Emile Durkheim also said that traditional religions provide the basis for the shared values that an anomic person lacks. These values give him a sense of rootedness, a connection with his community, and a faith in God, so he has both people and God to reach out to in a crisis. He doesn’t sink into the terrifying emptiness that is anomie.

Over the years I have received phone calls, mostly in the middle of the night, from young patients on the verge of giving up on life. Each time I’ve sensed that they are in a place beyond depression, an empty place where nothing seems to matter. They cry in such anguish that I know it must be very, very frightening. I imagine anomie feels like being all alone in a rudderless boat on a rough sea, in complete darkness, the oars already yanked out of your hands by the wind long ago.

The American philosopher, George Santayana described faith as that ‘splendid error, which conforms better to the impulses of the soul’. He apparently wrote this when he mourned his loss of faith. Faith may be unscientific, but so what?
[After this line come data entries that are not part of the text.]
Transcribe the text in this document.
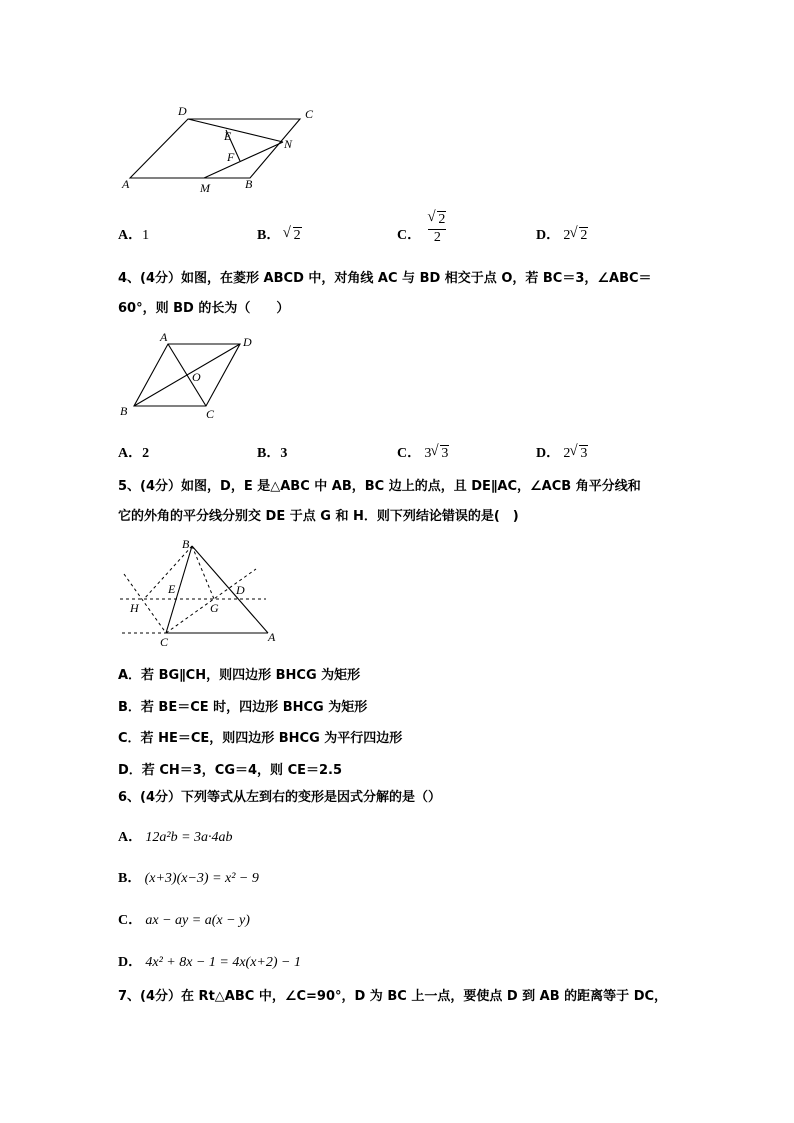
D	C
E
F
N
A	M	B
A．1	B． √ 2	C． √ $\frac{2}{2}$	D． 2 √ 2
4、(4分）如图，在菱形 ABCD 中，对角线 AC 与 BD 相交于点 O，若 BC＝3，∠ABC＝
60°，则 BD 的长为（　　）
A	D
O
B	C
A．2	B．3	C． 3 √ 3	D． 2 √ 3
5、(4分）如图，D，E 是△ABC 中 AB，BC 边上的点，且 DE∥AC，∠ACB 角平分线和
它的外角的平分线分别交 DE 于点 G 和 H．则下列结论错误的是(　)
B
E	D
H	G
C	A
A．若 BG∥CH，则四边形 BHCG 为矩形
B．若 BE＝CE 时，四边形 BHCG 为矩形
C．若 HE＝CE，则四边形 BHCG 为平行四边形
D．若 CH＝3，CG＝4，则 CE＝2.5
6、(4分）下列等式从左到右的变形是因式分解的是（）
A． 12a²b = 3a·4ab
B． (x+3)(x−3) = x² − 9
C． ax − ay = a(x − y)
D． 4x² + 8x − 1 = 4x(x+2) − 1
7、(4分）在 Rt△ABC 中，∠C=90°，D 为 BC 上一点，要使点 D 到 AB 的距离等于 DC，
As long as it works when a kid needs it. . .

Encouraging a child to have faith in God may help him through the tender adolescent years when he needs support. As I’ve said elsewhere in my blog, religion can be seen as a scaffold to stand on while he’s building his value system brick by brick; he may discard it when the stronger structure of his adult personality is firmly in place, if he wants to.

Note: The paintings in this post were made by two young patients of mine to express their sense of isolation, despair and inability to control what they were going through.